Auf den Grundstücken meiner Nachbarn blühte und gedieh alles in ordentlich angelegten Rabatten, während bei mir nur Unkraut wucherte und ich stellenweise eine Machete hätte gebrauchen müssen, um zu meinem Gartenzaun zu gelangen. Meine Beete bestanden aus hässlichem, teils stacheligem Gestrüpp, mein Haus war vor lauter Efeu kaum noch zu sehen und mein Rasen war übersät mit Maulwurfshügeln.
Eines Tages fasste ich den Entschluss, aus diesem kleinen Urwald etwas zu erschaffen, das wenigstens halbwegs nach einem Garten aussah. Zuerst müssten die vielen Unkräuter verschwinden, so viel war mal sicher. Doch dabei tauchte eine berechtigte Frage auf: Woran erkannte man Unkräuter?
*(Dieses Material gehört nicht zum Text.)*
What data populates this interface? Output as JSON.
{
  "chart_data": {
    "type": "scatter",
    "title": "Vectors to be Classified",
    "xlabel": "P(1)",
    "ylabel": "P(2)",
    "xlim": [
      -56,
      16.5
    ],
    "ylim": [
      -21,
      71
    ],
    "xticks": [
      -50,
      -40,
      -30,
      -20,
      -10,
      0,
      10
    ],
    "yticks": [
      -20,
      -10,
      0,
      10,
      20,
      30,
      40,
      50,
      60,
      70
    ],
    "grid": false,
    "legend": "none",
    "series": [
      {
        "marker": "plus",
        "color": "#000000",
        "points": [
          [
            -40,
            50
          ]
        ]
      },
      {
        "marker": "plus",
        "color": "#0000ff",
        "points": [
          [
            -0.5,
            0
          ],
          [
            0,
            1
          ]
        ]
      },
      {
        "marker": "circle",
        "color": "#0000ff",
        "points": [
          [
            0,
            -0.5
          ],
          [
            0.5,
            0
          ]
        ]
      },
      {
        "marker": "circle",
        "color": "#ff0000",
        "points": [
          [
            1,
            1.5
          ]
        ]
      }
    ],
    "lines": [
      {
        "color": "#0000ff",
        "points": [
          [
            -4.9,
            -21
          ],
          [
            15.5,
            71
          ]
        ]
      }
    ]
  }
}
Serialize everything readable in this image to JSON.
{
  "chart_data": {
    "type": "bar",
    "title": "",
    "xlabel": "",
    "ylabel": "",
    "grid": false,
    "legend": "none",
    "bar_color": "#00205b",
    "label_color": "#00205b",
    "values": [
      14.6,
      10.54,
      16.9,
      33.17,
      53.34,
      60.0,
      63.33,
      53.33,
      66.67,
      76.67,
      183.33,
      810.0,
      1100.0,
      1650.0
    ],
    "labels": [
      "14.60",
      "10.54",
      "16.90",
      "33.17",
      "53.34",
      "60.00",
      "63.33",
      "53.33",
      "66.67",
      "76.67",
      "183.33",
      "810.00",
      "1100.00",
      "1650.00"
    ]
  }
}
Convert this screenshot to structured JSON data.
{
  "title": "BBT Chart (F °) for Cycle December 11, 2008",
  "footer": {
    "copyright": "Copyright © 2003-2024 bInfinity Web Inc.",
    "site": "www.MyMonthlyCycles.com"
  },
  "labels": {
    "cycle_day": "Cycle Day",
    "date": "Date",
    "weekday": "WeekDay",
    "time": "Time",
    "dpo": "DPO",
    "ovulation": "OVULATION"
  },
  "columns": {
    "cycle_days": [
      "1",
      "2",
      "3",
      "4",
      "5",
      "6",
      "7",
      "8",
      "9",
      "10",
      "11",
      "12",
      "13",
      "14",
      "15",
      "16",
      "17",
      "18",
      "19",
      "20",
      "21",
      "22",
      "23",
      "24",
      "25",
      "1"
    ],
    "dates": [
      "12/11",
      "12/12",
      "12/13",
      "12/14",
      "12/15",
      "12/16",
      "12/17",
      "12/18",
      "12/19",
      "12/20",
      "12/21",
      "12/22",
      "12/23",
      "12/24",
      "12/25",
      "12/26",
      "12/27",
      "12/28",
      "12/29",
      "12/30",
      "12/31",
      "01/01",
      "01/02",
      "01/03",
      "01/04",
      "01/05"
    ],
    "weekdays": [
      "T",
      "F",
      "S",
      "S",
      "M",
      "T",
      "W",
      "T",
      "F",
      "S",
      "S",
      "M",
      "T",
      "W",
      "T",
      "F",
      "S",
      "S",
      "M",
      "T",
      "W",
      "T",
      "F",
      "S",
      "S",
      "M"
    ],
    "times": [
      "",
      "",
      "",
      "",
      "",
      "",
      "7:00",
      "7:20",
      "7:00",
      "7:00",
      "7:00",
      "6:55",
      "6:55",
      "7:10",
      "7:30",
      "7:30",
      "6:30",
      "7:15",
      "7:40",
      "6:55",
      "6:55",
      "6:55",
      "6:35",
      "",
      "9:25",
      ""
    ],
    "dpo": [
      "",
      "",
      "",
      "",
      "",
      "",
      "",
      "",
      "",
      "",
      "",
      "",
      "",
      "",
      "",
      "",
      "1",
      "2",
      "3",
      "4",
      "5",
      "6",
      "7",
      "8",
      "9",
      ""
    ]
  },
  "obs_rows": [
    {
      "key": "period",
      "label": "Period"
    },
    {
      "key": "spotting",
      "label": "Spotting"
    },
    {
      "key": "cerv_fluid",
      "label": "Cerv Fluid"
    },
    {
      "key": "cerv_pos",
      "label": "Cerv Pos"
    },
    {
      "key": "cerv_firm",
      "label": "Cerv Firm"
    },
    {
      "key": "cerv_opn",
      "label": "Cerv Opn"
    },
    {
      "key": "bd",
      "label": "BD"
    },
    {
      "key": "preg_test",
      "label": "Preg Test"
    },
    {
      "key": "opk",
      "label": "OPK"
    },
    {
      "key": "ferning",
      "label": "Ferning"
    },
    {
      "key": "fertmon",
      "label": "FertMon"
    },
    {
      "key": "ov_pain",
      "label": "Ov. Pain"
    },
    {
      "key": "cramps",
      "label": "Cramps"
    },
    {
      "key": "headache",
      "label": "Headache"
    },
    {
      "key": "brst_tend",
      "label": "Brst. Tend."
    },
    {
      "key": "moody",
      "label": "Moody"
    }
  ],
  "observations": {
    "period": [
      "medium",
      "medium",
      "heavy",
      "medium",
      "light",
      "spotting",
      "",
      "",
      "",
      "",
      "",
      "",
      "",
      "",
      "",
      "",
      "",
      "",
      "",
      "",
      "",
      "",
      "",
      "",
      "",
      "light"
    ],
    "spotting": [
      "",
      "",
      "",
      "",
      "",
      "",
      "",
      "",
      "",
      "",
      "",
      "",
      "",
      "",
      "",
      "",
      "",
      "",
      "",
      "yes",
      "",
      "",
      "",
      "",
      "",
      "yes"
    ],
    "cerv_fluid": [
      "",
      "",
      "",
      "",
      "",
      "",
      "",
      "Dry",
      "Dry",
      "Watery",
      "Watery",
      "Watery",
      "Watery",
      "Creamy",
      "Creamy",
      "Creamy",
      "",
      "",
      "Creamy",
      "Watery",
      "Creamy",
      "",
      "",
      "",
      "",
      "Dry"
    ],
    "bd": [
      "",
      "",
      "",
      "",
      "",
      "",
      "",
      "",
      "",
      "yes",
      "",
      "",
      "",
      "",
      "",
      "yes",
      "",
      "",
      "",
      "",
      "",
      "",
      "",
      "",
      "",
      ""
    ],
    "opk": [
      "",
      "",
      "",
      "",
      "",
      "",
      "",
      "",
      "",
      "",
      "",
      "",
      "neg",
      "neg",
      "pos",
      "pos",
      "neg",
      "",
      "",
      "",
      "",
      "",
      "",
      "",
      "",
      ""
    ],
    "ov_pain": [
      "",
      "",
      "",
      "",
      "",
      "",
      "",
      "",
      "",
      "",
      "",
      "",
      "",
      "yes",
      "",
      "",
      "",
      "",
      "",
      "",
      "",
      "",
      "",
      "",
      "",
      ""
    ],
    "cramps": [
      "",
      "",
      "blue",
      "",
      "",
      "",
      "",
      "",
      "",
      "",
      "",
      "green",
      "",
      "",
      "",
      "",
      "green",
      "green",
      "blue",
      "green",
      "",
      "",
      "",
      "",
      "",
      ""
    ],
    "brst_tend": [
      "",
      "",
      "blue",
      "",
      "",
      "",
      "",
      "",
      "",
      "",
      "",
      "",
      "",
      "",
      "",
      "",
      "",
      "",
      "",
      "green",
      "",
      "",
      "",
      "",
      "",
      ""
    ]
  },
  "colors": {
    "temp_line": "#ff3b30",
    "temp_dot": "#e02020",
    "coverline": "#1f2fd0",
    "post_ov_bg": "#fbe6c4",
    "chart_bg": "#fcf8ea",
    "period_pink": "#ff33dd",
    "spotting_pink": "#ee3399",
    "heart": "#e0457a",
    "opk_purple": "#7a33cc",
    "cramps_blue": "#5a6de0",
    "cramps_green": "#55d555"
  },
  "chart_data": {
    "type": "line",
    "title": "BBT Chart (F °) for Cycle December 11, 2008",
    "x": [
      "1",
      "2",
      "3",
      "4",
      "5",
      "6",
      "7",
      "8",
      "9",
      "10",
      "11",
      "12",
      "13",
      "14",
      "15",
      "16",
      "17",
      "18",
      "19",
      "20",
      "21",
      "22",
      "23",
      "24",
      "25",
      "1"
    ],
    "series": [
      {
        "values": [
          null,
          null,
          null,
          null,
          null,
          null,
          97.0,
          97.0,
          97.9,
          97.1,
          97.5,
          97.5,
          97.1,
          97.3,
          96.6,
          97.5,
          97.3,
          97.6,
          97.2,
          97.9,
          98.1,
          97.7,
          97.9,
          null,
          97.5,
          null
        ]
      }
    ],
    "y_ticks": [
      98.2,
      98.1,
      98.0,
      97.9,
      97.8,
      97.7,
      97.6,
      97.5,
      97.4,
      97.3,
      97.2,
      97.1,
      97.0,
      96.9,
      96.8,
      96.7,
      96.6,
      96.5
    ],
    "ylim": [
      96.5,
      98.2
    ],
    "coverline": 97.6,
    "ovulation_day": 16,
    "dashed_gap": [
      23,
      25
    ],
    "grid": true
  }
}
Berechtigt war die Frage deshalb, weil ich nicht gerade das besaß, was man einen grünen Daumen nannte.
Ich nahm mir vor, folgendermaßen vorzugehen: Alles, was bis August nicht blühte, war Unkraut und würde ohne Gnade am Schopfe gepackt und aus der Erde gezogen.
Das Problem bei diesem Plan war nur, dass wir erst Juni hatten und ich somit noch zwei Monate hätte ausharren müssen, um herauszufinden, welches Grünzeug im August blühte. Doch so lange wollte ich nicht warten, um mit meinem Gartenbauprojekt zu beginnen.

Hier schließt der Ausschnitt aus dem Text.